By The Jersey Journal

on July 12, 2013
Design engineer and Jersey City resident Beda Angelo Pormentilla, 27, never would have guessed that a 1 a.m. craving run on his bicycle to the local supermarket for his pregnant wife, Melanie, would turn into just the inspiration the he needed for his first invention.“It’s one of those things, you know, that never would have happened, had I not taken my bike to the grocery store that night,” he said.Pormentilla explained that the gallon of milk, several cereal boxes and fruit he bought that night fell off his bike’s rack, and spilled all over the road in no time.“I had to walk my bike home in one hand, and I carried the box in the other hand, and I was exhausted by the time I got home,” he recalled.Using that experience as a catalyst, he developed a bike rack prototype later dubbed, Wingspan, a back- mounted bike rack that expands out horizontally, allowing bicyclists to secure items with a built-in bungee cord, he explained.“Most conventional bike racks, the ones that are rear-facing, they have a very narrow profile, so you can only load so much on there before everything kind of gets very unbalanced,” he said.

Pormentilla added that his design allows for versatility to accommodate packages of different sizes and shapes. “This design pretty much eliminates all jury-rigging that has to be done.”

Pormentilla’s design was recently chosen by Quirky, an online invention company, to be produced and sold, according to Tiffany Markofsky, director of public relations. “This is a product everybody’s excited about,” she added. “It’s definitely clever.”

Pormentilla’s invention is currently in development, and could come to market by year’s end, according to Markofsky.

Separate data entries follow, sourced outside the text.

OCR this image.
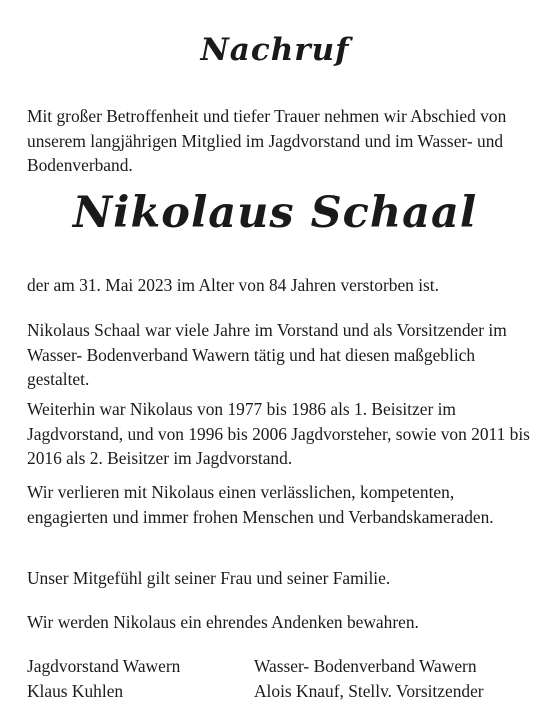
Nachruf

Mit großer Betroffenheit und tiefer Trauer nehmen wir Abschied von unserem langjährigen Mitglied im Jagdvorstand und im Wasser- und Bodenverband.

Nikolaus Schaal

der am 31. Mai 2023 im Alter von 84 Jahren verstorben ist.

Nikolaus Schaal war viele Jahre im Vorstand und als Vorsitzender im Wasser- Bodenverband Wawern tätig und hat diesen maßgeblich gestaltet.

Weiterhin war Nikolaus von 1977 bis 1986 als 1. Beisitzer im Jagdvorstand, und von 1996 bis 2006 Jagdvorsteher, sowie von 2011 bis 2016 als 2. Beisitzer im Jagdvorstand.

Wir verlieren mit Nikolaus einen verlässlichen, kompetenten, engagierten und immer frohen Menschen und Verbandskameraden.

Unser Mitgefühl gilt seiner Frau und seiner Familie.

Wir werden Nikolaus ein ehrendes Andenken bewahren.

Jagdvorstand Wawern
Klaus Kuhlen
Wasser- Bodenverband Wawern
Alois Knauf, Stellv. Vorsitzender
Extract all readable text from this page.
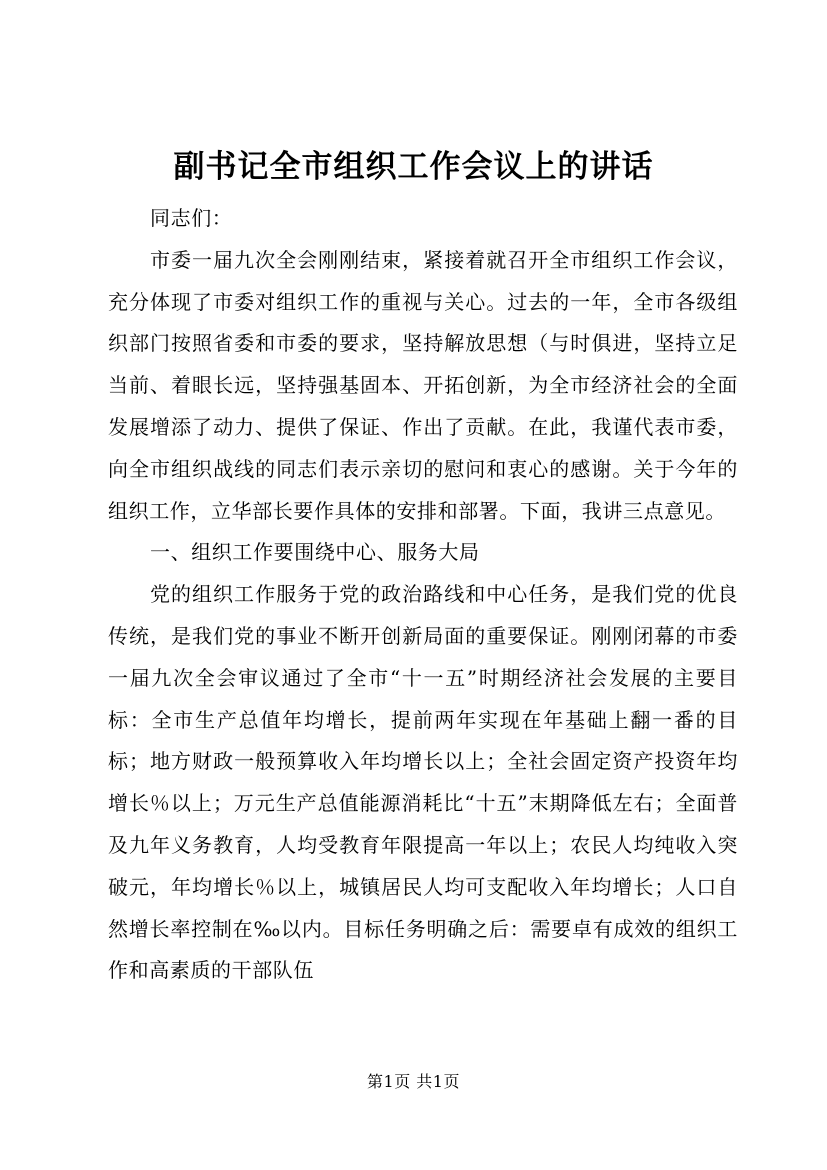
副书记全市组织工作会议上的讲话

同志们：

市委一届九次全会刚刚结束，紧接着就召开全市组织工作会议，充分体现了市委对组织工作的重视与关心。过去的一年，全市各级组织部门按照省委和市委的要求，坚持解放思想（与时俱进，坚持立足当前、着眼长远，坚持强基固本、开拓创新，为全市经济社会的全面发展增添了动力、提供了保证、作出了贡献。在此，我谨代表市委，向全市组织战线的同志们表示亲切的慰问和衷心的感谢。关于今年的组织工作，立华部长要作具体的安排和部署。下面，我讲三点意见。

一、组织工作要围绕中心、服务大局

党的组织工作服务于党的政治路线和中心任务，是我们党的优良传统，是我们党的事业不断开创新局面的重要保证。刚刚闭幕的市委一届九次全会审议通过了全市“十一五”时期经济社会发展的主要目标：全市生产总值年均增长，提前两年实现在年基础上翻一番的目标；地方财政一般预算收入年均增长以上；全社会固定资产投资年均增长％以上；万元生产总值能源消耗比“十五”末期降低左右；全面普及九年义务教育，人均受教育年限提高一年以上；农民人均纯收入突破元，年均增长％以上，城镇居民人均可支配收入年均增长；人口自然增长率控制在‰以内。目标任务明确之后：需要卓有成效的组织工作和高素质的干部队伍

第1页 共1页
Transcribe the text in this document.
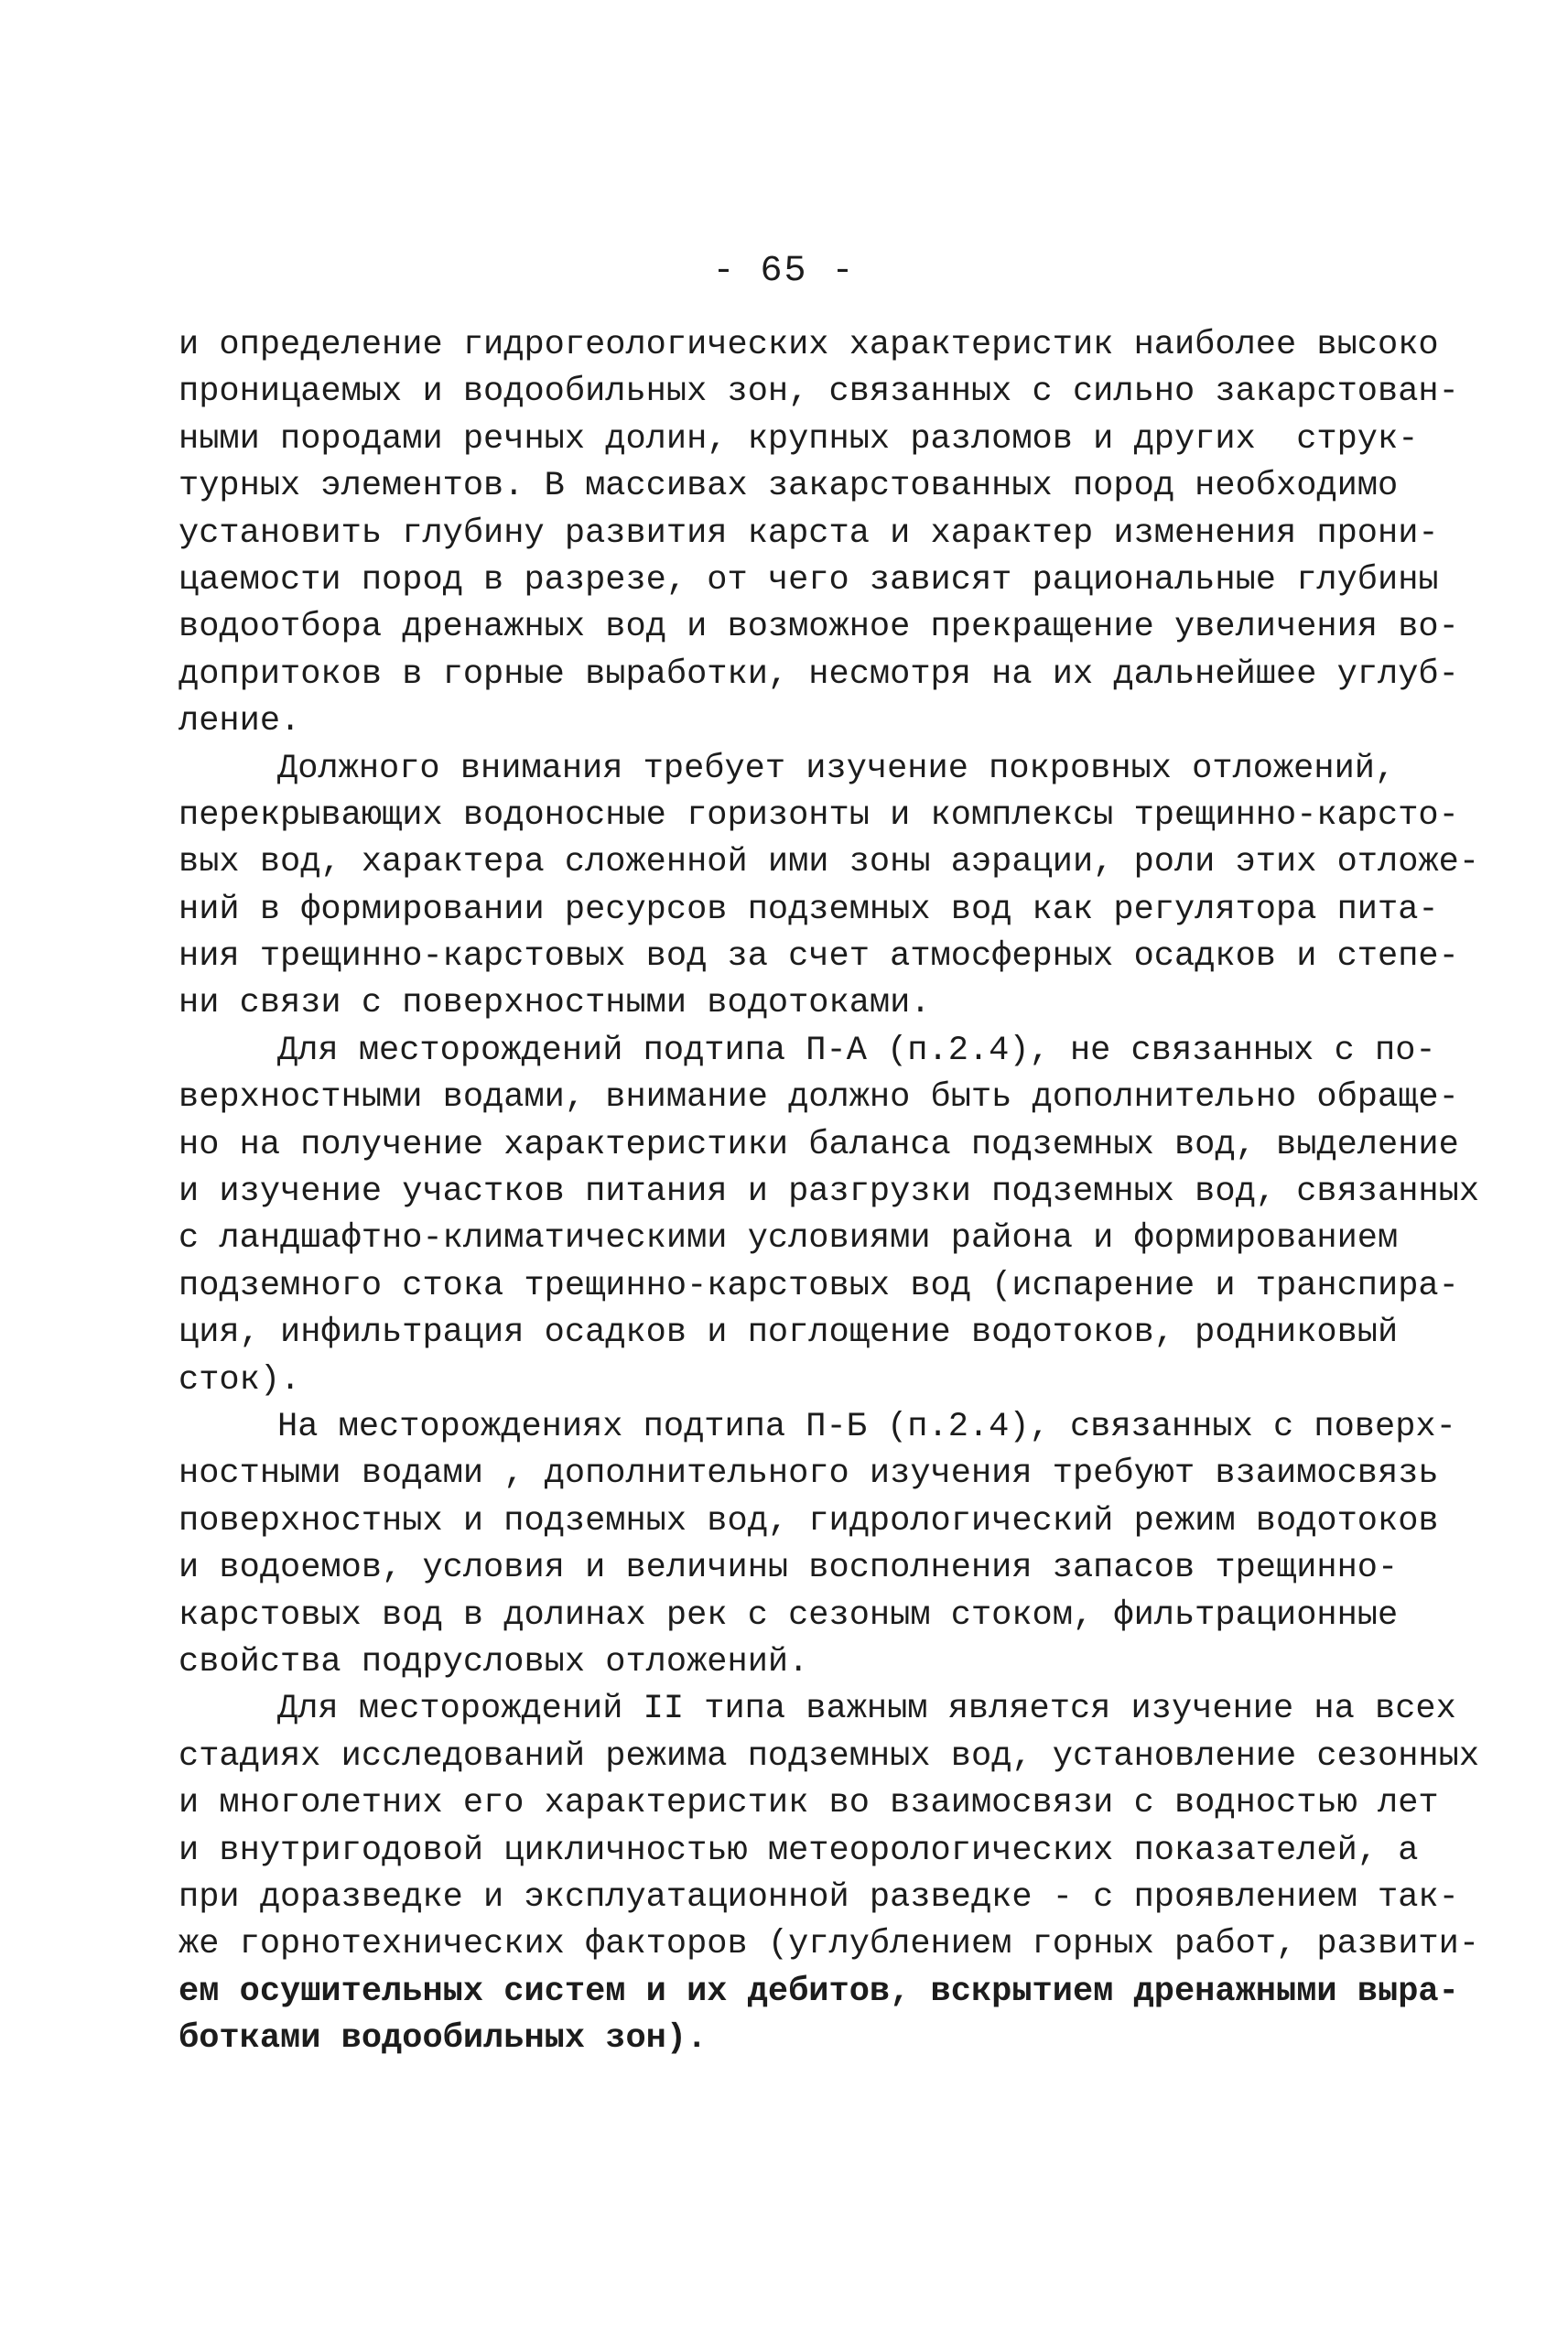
- 65 -
и определение гидрогеологических характеристик наиболее высоко
проницаемых и водообильных зон, связанных с сильно закарстован-
ными породами речных долин, крупных разломов и других  струк-
турных элементов. В массивах закарстованных пород необходимо
установить глубину развития карста и характер изменения прони-
цаемости пород в разрезе, от чего зависят рациональные глубины
водоотбора дренажных вод и возможное прекращение увеличения во-
допритоков в горные выработки, несмотря на их дальнейшее углуб-
ление.
Должного внимания требует изучение покровных отложений,
перекрывающих водоносные горизонты и комплексы трещинно-карсто-
вых вод, характера сложенной ими зоны аэрации, роли этих отложе-
ний в формировании ресурсов подземных вод как регулятора пита-
ния трещинно-карстовых вод за счет атмосферных осадков и степе-
ни связи с поверхностными водотоками.
Для месторождений подтипа П-А (п.2.4), не связанных с по-
верхностными водами, внимание должно быть дополнительно обраще-
но на получение характеристики баланса подземных вод, выделение
и изучение участков питания и разгрузки подземных вод, связанных
с ландшафтно-климатическими условиями района и формированием
подземного стока трещинно-карстовых вод (испарение и транспира-
ция, инфильтрация осадков и поглощение водотоков, родниковый
сток).
На месторождениях подтипа П-Б (п.2.4), связанных с поверх-
ностными водами , дополнительного изучения требуют взаимосвязь
поверхностных и подземных вод, гидрологический режим водотоков
и водоемов, условия и величины восполнения запасов трещинно-
карстовых вод в долинах рек с сезоным стоком, фильтрационные
свойства подрусловых отложений.
Для месторождений II типа важным является изучение на всех
стадиях исследований режима подземных вод, установление сезонных
и многолетних его характеристик во взаимосвязи с водностью лет
и внутригодовой цикличностью метеорологических показателей, а
при доразведке и эксплуатационной разведке - с проявлением так-
же горнотехнических факторов (углублением горных работ, развити-
ем осушительных систем и их дебитов, вскрытием дренажными выра-
ботками водообильных зон).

“It was very surreal,” Pormentilla explained of being chosen. “It was like I was on cloud nine, because I had worked so hard in developing this product, and I knew it had a lot of potential.”
Pormentilla, who attended Saint Peter’s Preparatory School, before going on to major in mechanical and aerospace engineering at Rutgers, explained that he always wanted to invent things that could improve people’s lives.

“I told myself, one day, it’d be nice for me to invent something that could help the masses,” he said. “I always had that passion in me to make something great.”